Cui Guangxia, Guo Yu, Bai Wenpei
Department of Obstetrics and Gynecology, Beijing Shijitan Hospital, Capital Medical University, Beijing, China,
Department of Obstetrics and Gynecology, Beijing Shijitan Hospital, Capital Medical University, Beijing, China.
Oncology. 2025;103(7):644-654. doi: 10.1159/000542952. Epub 2024 Dec 23.
Appropriately stratifying the risk of adnexal masses is of great importance. Many diagnostic algorithms have been devised, most of which rely on ultrasound features. However, some remote areas lack trained sonographers. This study aimed to develop an alternative model to distinguish between malignant and benign adnexal masses in resource-constrained settings using clinical information rather than ultrasound data.

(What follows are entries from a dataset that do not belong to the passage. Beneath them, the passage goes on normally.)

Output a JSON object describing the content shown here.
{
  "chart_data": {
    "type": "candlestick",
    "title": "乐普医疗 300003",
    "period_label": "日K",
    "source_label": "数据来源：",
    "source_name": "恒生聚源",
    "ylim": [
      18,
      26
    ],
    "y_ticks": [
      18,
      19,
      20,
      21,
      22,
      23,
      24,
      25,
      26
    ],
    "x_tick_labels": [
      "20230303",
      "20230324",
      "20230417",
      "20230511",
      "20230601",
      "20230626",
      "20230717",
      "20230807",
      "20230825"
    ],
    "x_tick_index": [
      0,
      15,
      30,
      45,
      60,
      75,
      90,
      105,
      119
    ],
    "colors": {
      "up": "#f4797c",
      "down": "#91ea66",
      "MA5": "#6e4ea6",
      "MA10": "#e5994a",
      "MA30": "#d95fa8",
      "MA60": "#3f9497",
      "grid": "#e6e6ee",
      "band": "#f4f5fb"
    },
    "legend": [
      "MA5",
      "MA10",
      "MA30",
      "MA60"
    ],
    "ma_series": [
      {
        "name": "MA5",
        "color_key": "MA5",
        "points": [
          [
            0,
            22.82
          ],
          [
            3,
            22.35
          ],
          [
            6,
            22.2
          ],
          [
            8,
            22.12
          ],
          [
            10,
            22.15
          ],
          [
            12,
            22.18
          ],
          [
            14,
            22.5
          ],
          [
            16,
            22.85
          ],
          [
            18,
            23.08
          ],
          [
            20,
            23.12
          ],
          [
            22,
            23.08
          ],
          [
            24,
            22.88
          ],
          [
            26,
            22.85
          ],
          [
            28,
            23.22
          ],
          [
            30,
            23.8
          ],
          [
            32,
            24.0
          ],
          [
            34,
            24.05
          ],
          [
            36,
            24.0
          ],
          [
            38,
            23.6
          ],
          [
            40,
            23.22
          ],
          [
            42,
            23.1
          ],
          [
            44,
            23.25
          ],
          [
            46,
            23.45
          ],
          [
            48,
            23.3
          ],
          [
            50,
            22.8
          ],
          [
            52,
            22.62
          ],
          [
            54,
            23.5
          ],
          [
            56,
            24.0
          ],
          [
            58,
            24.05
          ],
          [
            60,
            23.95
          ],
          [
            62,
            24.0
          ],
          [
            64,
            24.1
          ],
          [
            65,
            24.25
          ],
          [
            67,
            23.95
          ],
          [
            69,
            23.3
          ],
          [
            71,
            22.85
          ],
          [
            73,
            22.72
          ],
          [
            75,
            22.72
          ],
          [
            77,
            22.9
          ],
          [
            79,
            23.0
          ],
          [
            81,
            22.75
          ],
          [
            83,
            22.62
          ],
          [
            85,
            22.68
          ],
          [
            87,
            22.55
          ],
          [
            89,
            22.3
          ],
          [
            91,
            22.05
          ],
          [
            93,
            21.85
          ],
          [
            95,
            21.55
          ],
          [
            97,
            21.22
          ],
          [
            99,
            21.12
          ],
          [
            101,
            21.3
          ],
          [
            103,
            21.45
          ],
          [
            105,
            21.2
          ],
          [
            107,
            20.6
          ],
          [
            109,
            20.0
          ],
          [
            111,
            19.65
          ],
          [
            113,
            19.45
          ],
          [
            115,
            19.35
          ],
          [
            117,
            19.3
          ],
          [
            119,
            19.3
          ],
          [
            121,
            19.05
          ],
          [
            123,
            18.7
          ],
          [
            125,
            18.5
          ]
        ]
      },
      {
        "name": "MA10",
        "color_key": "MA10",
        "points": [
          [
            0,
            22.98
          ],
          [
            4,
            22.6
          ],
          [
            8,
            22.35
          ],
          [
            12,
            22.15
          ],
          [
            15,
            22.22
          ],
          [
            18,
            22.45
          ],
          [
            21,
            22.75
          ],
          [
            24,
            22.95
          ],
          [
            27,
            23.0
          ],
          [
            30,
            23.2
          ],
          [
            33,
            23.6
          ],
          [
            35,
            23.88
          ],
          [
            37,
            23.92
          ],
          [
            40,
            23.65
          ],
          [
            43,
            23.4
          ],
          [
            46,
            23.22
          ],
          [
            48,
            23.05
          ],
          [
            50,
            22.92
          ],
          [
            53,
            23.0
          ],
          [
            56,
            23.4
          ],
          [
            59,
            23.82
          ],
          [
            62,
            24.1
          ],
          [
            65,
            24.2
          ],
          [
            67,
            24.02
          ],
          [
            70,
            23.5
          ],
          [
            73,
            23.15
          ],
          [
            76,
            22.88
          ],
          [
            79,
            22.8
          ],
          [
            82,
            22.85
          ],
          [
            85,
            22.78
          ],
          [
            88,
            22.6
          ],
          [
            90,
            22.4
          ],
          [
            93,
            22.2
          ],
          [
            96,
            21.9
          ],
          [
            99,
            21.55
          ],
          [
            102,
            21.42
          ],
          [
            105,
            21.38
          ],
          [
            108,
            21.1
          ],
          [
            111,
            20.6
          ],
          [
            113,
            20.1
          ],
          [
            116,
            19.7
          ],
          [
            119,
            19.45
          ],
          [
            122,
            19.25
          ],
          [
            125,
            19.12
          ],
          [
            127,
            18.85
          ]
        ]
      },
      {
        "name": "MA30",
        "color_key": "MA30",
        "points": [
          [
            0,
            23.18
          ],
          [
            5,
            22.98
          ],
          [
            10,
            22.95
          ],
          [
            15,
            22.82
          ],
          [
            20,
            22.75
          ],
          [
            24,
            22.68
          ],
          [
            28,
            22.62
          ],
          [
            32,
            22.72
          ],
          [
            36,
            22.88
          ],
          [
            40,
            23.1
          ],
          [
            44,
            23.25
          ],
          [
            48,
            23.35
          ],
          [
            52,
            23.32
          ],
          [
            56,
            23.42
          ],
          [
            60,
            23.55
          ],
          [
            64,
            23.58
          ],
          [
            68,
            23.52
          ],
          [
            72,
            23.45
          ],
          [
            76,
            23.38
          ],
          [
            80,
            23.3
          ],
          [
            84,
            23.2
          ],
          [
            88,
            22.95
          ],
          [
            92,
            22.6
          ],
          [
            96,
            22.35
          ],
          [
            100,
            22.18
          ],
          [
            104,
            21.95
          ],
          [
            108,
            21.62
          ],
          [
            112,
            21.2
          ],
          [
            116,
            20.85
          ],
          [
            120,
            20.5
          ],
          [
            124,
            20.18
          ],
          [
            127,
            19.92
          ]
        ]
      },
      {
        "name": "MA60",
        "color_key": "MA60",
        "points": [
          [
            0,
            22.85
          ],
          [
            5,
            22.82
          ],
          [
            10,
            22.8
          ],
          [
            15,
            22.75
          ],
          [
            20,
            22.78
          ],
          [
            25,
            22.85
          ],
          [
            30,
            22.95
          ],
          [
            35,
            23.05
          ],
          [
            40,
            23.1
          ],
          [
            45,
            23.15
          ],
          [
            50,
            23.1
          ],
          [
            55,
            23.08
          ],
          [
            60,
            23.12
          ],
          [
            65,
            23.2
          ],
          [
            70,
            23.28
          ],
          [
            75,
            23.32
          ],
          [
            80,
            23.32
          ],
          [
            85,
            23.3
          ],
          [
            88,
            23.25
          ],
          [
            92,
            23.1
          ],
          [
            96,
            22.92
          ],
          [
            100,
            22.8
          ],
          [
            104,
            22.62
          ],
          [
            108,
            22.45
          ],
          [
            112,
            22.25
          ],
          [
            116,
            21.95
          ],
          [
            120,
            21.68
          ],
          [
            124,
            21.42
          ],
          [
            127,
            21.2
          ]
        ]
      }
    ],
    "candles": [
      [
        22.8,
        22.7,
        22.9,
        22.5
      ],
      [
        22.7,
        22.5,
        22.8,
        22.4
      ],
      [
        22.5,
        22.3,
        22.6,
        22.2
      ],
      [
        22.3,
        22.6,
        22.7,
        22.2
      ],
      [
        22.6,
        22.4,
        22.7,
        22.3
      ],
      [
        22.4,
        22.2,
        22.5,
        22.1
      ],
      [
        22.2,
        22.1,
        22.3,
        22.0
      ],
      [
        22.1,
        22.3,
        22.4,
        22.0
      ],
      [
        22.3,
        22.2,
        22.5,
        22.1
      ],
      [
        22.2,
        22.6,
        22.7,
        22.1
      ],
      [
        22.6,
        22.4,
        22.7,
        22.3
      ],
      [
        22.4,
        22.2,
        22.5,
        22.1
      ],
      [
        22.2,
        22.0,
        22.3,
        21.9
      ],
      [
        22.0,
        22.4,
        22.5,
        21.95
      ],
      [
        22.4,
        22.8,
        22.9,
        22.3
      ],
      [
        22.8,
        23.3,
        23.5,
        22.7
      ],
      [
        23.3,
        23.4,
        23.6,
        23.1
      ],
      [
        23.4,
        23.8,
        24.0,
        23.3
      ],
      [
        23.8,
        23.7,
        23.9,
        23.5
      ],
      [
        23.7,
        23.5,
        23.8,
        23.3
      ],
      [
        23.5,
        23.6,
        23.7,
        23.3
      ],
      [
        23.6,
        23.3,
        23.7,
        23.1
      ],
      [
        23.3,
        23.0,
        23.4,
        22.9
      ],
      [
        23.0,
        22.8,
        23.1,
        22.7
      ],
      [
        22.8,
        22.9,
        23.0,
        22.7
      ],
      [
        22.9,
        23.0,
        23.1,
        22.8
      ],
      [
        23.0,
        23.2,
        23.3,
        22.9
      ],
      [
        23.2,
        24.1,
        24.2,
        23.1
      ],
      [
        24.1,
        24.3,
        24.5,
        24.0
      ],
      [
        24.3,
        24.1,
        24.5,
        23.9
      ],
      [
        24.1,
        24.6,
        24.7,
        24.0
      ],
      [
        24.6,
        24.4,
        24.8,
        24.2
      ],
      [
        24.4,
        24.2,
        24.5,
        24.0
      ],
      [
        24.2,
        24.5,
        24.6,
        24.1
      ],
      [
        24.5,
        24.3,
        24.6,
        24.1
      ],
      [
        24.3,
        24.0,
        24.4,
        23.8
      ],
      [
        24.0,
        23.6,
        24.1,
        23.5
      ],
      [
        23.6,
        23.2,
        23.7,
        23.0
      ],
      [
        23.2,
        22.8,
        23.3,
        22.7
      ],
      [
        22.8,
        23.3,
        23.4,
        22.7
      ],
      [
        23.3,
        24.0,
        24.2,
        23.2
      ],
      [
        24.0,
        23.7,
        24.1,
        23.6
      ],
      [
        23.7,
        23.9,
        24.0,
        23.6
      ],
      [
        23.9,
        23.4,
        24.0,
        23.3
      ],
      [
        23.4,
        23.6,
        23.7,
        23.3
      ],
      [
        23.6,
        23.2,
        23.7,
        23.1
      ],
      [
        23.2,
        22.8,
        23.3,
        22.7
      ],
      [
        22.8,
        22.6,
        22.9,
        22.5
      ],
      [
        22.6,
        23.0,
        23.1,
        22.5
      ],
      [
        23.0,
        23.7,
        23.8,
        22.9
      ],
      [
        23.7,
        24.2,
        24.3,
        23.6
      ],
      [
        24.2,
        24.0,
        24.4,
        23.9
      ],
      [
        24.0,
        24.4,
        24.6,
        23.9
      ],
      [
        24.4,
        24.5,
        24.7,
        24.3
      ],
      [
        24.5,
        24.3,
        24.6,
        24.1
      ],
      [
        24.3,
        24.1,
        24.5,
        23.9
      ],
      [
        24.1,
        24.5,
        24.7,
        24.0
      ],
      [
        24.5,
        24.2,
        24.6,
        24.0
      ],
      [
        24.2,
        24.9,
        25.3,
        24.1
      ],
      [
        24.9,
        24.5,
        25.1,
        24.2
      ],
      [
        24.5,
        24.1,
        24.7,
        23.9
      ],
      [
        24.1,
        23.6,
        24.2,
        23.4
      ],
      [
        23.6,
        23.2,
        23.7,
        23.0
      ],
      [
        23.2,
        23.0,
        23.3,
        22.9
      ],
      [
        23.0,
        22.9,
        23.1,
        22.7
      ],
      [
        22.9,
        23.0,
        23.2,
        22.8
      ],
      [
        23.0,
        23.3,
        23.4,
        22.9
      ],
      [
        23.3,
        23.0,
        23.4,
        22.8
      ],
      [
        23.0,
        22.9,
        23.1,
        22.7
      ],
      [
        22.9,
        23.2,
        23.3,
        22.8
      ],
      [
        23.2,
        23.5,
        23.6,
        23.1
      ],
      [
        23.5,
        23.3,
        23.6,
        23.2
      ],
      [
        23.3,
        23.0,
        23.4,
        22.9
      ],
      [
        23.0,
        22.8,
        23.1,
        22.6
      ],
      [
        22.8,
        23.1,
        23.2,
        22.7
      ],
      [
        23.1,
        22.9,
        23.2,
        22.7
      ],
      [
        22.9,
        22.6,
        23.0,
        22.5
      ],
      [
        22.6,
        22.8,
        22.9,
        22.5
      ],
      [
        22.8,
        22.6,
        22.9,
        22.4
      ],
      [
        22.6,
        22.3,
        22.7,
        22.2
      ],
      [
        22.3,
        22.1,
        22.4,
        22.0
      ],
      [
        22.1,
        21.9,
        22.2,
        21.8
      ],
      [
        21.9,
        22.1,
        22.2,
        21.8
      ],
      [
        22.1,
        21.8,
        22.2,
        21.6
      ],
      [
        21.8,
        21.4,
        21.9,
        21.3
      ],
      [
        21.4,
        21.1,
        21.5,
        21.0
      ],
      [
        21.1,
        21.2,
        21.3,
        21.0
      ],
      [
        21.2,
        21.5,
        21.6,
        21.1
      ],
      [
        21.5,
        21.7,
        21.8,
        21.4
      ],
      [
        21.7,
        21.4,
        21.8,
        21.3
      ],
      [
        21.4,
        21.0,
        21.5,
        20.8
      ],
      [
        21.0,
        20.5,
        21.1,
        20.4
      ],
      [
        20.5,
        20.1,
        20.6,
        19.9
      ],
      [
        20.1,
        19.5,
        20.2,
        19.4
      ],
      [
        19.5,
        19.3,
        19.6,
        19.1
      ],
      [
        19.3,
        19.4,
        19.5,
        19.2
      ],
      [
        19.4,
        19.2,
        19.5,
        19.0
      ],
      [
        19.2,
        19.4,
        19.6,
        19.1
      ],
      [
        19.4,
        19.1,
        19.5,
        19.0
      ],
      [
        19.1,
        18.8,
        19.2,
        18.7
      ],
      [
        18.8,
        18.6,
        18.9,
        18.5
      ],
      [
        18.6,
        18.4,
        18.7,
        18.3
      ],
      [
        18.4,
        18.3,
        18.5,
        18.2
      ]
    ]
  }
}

The study included women diagnosed with an adnexal tumor and scheduled for surgery between 2020 and 2023. Participants were divided into two groups based on histopathology reports: those with malignant adnexal masses and those with benign ones. Univariate and multivariate logistic regression analyses were used to identify independent predictors of adnexal mass malignancy. The training set yielded a nomogram model, which was then validated in the validation set. The model's effectiveness was evaluated using receiver operating characteristic (ROC), calibration, and clinical decision curve analysis (DCA) curves.
We randomly assigned 550 participants to the training and the validation sets in an 8:2 ratio. Logistic regression analyses identified age (OR = 1.044, p = 0.003), abdominal distension (OR = 0.139, p < 0.001), serum CA125 (OR = 1.007, p < 0.001), and serum carcinoembryonic antigen (CEA) (OR = 1.291, p = 0.004) as independent risk factors for predicting malignant adnexal tumors. A nomogram was constructed using these factors. The ROC curve showed an area under the curve of 0.846 (95% confidence interval [CI]: 0.783, 0.908) in the training set and 0.817 (95% CI: 0.668, 0.966) in the validation set. The calibration curve showed good consistency between model predictions and actual outcomes. The DCA curve demonstrated a considerable clinical advantage afforded by the model.
The logistic regression model can aid gynecologists - particularly those in areas with limited access to skilled sonographers - in identifying patients at high risk and implementing appropriate management strategies.
对附件包块的风险进行恰当分层至关重要。已经设计了许多诊断算法,其中大多数依赖超声特征。然而,一些偏远地区缺乏训练有素的超声检查人员。本研究旨在开发一种替代模型,以便在资源有限的情况下利用临床信息而非超声数据来区分附件包块的良恶性。
该研究纳入了2020年至2023年间被诊断为附件肿瘤并计划接受手术的女性。根据组织病理学报告将参与者分为两组:附件包块为恶性的和附件包块为良性的。采用单因素和多因素逻辑回归分析来确定附件包块恶性的独立预测因素。训练集产生了一个列线图模型,然后在验证集中进行验证。使用受试者操作特征(ROC)曲线、校准曲线和临床决策曲线分析(DCA)曲线对模型的有效性进行评估。
我们以8:2的比例将550名参与者随机分配到训练集和验证集。逻辑回归分析确定年龄(OR = 1.044,p = 0.003)、腹胀(OR = 0.139,p < 0.001)、血清CA125(OR = 1.007,p < 0.001)和血清癌胚抗原(CEA)(OR = 1.291,p = 0.004)为预测附件恶性肿瘤的独立危险因素。利用这些因素构建了一个列线图。ROC曲线显示训练集中曲线下面积为0.846(95%置信区间[CI]:0.783,0.908),验证集中为0.817(95%CI:0.668,0.966)。校准曲线显示模型预测与实际结果之间具有良好的一致性。DCA曲线表明该模型具有相当大的临床优势。
逻辑回归模型可以帮助妇科医生——尤其是那些所在地区难以获得熟练超声检查人员的医生——识别高危患者并实施适当的管理策略。